- Private historical walking tour of Budapest
- Tour Memento Park to see statues of history's most famous communist leaders including Marx and Engels
- See sites related to WWI, WWII, the Iron Curtain and the Hungarian Revolution of 1956
- Explore a private exhibition hall to see glimpses of daily like under Hungarian communist propaganda
- Learn about Hungary’s turbulent communist history from your informative private guide
What You Can Expect
This outdoor attraction includes a collection of statues from 1949 to 1989, during the leadership of the Communist party. Among the stony faces you’ll spot leaders such Engles, Lenin, Marx and Béla Kun as you continue on your walk through the park. You’ll also see the Trabant car, a vehicle that enjoyed large popularity among Hungarian families at that time.
Afterward, you’ll return to the center of the city to learn more about the Hungarian Revolution of 1956, the people’s revolt against the Soviet leadership. You’ll pause at Liberty Square to see Budapest’s remaining tribute to the Soviet Union, and hear about politician Imre Nagy, who rebelled against the Soviet government and was executed as a result. See also where significant speeches and protests took place as you head to the Hungarian House of Parliament.
Lastly, you’ll enter an exhibition hall housing artifacts from before the fall of the Iron Curtain. Your guide will point out how families and individuals traveled, and recount stories of the banana lines and black markets.

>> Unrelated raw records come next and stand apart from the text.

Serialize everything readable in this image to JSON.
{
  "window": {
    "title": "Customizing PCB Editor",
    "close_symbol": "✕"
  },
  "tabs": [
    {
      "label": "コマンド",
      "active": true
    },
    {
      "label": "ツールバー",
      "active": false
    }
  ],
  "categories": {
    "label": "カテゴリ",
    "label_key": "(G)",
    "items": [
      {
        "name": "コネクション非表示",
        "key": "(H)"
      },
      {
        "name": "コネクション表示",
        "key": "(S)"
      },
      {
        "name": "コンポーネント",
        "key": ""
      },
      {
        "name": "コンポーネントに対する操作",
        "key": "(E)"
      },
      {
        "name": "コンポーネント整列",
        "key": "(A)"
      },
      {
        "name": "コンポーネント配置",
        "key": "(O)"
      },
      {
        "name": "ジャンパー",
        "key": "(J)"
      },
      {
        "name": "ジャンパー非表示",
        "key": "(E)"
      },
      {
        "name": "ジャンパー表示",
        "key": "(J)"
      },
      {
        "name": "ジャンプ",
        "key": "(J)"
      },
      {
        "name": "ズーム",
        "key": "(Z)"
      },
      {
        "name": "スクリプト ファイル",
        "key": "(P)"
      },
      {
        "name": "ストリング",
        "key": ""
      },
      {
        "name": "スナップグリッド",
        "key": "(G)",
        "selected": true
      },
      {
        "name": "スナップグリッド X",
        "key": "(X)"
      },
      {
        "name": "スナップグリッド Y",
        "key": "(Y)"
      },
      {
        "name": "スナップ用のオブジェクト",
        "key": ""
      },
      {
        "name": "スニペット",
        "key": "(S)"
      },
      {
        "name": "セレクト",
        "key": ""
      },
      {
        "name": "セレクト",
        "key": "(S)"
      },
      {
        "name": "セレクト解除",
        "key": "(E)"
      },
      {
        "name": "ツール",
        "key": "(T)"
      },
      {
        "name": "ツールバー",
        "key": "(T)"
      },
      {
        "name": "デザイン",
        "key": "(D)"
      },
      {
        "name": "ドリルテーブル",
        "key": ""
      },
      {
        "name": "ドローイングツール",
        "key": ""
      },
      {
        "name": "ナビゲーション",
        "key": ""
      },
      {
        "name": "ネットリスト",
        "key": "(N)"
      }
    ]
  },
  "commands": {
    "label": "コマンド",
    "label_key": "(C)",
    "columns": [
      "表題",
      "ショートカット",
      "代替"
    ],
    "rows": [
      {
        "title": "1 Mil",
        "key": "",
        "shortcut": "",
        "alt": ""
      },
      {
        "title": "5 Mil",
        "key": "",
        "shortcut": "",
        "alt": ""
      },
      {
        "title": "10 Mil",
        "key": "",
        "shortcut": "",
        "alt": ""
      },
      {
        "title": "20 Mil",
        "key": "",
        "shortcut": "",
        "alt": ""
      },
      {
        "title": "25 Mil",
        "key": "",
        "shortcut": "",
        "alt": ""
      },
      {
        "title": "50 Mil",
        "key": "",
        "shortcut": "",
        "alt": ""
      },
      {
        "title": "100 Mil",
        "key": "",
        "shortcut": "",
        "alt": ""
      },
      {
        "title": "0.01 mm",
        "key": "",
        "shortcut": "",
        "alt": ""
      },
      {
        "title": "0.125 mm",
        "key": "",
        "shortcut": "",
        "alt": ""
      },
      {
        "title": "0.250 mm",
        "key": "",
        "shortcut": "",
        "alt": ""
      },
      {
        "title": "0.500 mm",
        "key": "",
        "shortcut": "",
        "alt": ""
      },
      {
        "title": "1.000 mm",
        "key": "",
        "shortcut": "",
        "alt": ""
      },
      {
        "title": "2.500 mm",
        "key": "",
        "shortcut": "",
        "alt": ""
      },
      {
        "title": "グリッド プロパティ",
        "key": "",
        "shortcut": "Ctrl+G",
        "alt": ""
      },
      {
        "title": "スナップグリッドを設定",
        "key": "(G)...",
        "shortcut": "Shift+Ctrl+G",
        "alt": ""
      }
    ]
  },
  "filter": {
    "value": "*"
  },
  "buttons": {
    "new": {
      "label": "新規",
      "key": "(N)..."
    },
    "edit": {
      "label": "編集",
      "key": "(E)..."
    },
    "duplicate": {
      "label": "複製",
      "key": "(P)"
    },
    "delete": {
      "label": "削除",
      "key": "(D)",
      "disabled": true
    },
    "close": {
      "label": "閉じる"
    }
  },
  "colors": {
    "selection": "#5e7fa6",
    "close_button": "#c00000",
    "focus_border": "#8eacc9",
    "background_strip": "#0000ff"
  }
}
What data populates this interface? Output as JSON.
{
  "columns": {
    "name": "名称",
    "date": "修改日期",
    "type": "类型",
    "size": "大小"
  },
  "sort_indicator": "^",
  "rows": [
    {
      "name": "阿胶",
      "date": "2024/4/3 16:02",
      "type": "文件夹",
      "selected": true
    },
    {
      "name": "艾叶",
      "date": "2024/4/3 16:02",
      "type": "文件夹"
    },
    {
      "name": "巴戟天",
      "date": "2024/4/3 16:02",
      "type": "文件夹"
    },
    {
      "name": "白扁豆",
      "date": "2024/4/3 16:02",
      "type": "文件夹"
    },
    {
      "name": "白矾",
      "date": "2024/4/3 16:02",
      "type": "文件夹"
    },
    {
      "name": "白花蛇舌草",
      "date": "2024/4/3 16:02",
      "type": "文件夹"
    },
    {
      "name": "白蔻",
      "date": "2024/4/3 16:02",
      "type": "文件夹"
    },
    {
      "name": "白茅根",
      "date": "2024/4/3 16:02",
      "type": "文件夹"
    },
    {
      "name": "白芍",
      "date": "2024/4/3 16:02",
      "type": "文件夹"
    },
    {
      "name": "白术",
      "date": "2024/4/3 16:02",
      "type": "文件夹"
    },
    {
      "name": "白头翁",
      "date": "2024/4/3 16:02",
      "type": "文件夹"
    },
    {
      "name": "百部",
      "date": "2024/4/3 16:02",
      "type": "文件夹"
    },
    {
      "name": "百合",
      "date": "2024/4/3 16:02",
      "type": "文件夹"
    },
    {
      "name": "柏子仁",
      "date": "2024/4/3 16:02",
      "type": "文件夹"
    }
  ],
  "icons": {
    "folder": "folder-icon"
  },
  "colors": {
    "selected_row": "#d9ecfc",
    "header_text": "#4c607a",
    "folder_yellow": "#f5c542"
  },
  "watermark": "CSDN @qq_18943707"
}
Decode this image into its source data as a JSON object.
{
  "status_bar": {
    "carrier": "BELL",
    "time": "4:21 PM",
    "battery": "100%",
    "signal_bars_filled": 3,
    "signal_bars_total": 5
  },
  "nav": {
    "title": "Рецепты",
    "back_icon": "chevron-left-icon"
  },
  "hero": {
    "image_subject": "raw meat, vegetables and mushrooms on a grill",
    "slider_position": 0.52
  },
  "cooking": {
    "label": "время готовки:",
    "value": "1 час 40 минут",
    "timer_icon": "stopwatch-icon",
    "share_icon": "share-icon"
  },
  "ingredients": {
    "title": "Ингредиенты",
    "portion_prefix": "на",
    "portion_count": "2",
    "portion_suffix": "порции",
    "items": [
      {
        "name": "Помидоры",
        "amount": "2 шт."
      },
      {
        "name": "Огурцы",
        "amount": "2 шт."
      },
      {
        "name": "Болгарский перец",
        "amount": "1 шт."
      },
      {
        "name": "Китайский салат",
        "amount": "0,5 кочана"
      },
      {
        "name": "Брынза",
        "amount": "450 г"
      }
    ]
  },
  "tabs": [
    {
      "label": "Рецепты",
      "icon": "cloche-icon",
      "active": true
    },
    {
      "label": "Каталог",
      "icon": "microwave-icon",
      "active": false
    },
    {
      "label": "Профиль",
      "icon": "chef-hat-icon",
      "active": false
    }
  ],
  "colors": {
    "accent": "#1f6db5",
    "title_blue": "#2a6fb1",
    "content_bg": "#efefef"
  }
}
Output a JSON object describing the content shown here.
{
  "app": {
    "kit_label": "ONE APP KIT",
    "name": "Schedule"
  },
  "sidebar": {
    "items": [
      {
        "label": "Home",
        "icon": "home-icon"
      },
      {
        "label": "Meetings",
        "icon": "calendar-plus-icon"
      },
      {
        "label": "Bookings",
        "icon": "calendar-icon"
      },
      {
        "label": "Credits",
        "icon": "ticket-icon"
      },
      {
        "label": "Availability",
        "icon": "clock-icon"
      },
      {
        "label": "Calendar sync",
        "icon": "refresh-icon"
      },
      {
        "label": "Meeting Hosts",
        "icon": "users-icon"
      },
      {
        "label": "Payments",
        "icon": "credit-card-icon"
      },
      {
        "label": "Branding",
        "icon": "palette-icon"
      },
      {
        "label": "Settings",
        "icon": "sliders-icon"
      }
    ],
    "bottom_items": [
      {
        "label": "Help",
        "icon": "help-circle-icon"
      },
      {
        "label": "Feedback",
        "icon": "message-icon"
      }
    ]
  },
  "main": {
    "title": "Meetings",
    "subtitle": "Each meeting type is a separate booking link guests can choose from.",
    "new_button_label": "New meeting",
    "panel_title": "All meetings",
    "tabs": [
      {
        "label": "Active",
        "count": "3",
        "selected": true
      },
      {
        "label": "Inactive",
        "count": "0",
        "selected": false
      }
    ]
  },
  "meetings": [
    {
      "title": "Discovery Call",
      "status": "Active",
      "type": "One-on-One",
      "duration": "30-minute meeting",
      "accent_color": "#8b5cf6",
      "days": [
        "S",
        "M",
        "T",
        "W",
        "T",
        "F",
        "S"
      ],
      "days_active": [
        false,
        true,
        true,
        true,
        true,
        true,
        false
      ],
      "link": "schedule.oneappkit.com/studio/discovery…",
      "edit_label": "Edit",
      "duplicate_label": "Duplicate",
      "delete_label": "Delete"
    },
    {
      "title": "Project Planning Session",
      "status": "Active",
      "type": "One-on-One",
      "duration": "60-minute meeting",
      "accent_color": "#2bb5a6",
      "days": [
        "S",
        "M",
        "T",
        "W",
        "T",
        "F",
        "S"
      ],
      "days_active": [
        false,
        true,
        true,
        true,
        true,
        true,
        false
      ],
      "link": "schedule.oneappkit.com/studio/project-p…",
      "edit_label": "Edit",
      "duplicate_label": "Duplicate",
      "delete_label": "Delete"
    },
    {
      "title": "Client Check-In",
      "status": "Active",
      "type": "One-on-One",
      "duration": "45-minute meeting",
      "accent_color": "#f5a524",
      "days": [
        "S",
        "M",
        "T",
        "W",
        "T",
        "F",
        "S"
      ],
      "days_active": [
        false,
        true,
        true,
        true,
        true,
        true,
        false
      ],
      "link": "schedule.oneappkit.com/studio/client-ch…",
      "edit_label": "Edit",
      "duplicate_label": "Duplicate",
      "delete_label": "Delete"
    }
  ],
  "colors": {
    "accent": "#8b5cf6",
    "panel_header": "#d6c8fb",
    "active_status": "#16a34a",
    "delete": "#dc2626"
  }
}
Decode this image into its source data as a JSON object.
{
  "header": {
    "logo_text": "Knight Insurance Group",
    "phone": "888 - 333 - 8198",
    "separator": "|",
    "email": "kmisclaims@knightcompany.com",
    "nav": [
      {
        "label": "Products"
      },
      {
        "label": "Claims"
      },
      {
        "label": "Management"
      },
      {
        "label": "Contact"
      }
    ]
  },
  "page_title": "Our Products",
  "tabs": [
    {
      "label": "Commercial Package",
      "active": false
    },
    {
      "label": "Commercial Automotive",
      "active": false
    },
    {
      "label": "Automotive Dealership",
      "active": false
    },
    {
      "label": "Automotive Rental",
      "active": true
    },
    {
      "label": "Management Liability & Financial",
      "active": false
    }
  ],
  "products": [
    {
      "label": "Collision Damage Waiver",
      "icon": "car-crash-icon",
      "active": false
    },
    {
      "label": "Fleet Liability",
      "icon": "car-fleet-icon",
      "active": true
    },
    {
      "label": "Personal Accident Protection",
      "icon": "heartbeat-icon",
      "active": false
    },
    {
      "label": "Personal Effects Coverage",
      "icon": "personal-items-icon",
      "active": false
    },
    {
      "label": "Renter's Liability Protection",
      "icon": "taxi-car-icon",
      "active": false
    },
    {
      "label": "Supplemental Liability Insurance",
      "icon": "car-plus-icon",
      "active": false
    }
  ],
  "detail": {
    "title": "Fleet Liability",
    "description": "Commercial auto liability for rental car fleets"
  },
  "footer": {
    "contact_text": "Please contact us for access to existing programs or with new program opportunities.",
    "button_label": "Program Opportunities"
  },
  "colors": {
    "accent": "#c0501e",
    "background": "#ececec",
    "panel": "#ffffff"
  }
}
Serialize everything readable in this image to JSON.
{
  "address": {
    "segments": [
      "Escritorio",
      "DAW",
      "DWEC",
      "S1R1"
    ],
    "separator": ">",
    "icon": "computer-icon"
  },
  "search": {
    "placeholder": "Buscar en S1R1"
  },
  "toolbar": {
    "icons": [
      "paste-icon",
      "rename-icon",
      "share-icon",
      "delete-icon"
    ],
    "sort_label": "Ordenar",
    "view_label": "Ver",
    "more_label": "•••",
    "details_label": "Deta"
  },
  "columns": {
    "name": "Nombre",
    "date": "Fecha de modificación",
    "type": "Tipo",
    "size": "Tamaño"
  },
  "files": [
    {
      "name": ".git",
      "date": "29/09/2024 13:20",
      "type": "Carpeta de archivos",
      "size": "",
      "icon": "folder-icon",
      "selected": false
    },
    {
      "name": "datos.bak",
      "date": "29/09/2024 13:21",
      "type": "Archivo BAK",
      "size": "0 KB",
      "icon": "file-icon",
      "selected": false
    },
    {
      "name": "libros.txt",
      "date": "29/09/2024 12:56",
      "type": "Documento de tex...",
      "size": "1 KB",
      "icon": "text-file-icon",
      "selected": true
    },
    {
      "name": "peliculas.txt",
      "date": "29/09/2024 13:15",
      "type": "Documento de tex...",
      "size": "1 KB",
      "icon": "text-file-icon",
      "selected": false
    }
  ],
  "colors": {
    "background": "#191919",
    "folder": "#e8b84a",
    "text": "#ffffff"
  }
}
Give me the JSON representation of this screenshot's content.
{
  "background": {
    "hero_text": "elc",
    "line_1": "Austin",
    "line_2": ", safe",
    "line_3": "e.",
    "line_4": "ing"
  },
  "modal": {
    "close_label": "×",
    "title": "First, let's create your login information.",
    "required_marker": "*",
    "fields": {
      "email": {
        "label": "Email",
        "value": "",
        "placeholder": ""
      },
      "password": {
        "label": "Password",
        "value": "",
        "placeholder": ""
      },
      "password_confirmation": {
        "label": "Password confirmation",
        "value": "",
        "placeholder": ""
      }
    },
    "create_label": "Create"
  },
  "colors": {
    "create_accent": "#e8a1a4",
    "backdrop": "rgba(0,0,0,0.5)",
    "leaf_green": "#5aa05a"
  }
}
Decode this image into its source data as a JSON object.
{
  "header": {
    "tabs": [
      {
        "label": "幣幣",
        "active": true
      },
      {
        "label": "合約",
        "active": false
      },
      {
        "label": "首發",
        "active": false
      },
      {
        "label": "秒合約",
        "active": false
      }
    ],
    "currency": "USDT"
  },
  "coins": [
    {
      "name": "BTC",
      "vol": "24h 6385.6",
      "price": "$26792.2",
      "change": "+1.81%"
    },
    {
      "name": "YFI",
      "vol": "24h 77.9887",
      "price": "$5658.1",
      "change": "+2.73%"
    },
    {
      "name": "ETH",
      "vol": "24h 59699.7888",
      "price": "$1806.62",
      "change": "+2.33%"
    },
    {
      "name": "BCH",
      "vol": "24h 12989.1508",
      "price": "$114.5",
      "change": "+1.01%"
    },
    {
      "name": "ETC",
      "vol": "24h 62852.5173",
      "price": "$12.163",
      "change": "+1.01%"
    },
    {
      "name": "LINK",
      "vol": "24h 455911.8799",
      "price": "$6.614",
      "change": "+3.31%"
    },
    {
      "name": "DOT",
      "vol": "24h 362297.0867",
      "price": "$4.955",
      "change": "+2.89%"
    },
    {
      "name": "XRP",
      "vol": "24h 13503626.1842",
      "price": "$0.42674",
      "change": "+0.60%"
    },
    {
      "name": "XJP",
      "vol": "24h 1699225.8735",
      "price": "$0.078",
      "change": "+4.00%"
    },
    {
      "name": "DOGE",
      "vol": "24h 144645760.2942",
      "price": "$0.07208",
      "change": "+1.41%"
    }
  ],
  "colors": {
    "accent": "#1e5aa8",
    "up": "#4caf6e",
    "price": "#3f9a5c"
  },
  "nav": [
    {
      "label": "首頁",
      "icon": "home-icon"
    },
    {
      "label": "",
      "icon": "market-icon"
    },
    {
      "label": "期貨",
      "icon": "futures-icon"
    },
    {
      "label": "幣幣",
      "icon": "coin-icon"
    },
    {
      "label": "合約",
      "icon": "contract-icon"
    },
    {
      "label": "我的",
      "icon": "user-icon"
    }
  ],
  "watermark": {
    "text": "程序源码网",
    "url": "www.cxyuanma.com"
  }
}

Also on display are registration books for community party members, passports, currency and more.
You’ll end your tour with a deeper understanding of the political history that has shaped both Budapest and Hungary for the last century. Your guide will leave you near the Opera House, with recommendations on how you might like to continue the rest of your day.
If you don't go on any other tour, go on this one. We learnt so much and Lazlo was a great guide.
Lazlo was knowledgeable and going by myself, although costly, was well worth it, not only for convenience, but on my own I would not have known how to interpret the statues in Memento Park, nor understand the various buildings and sites I visited. I highly recommend. The Communist statues are designed to intimidate, not to be uplifting. I got to sit in a Trabant!
An absolute must for anyone interested in the history of this fantastic and beautiful city. Really great value for money
Great tour guide. Very well informed about Budapest.
This is the best way to see Memento Park as it is a ways out of the city. Our guide was fantastic.
Really enjoyed the trip, our guide Zsolt was very well informed and friendly
Highly recommended. Laslo is a wonderful, thoughtful and informative guide. The tour of monuments in the park outside the city was a terrific backdrop for his insights into life under communism. He included personal and family stories that brought the era to life for us. This tour opened our eyes to a by-gone era that we only poorly understood. If you only take one tour in Budapest make it this one!
This tour is quite expensive, but a really good way of seeing Memento Park. The park is quite a distance from Budapest. It is accessible by public transport, but with limited time it is more sensible to go on this private tour.
The park is not a dumping ground for these statues, but was a conceptual creation of the architect, Akos Eleod, from 1993. It was a brave and unique act of the Hungarian authorities to create such a museum.
Not all the statues are Socialist Realist in style. There is a cubist Marx and Engels. Probably the most striking statue is a relatively modern one from 1986 by Imre Varga, the Bela Kun Memorial.
This illustrates the ambiguity for the viewer in seeing these statues.It is extremely striking, but celebrates a man who was responsible for at least 60,000 deaths during the Soviet Terror. He himself was 'eliminated' in 1937. It will probably be a long time before these statues can be judged for their artistic merits. Too much individual suffering accrues to them in their role as purveyers of ideological substance.
The statues were subverted during these times by being given alternative names. The one illustrated here is the Monument to the Hungarian Socialist Republic. It was nicknamed 'The Cloakroom Attendant', who was trying to return a scarf to a customer. The Bela Kun Memorial was also open to other more subversive interpretations.
The English guide is cheap and well illustrated.
Laszlo was my guide from Absolute Walking Tours. His English was excellent. His tour was sesitive and knowledgeable. As the tour is a private tour it is tailor made to your requirements. Laszio was very flexible. We finished movingly listening to the Hungarian National Anthem surrounded by the monuments.
We really enjoyed this tour. Both the guide, Laszlo, and driver, Peter, were great.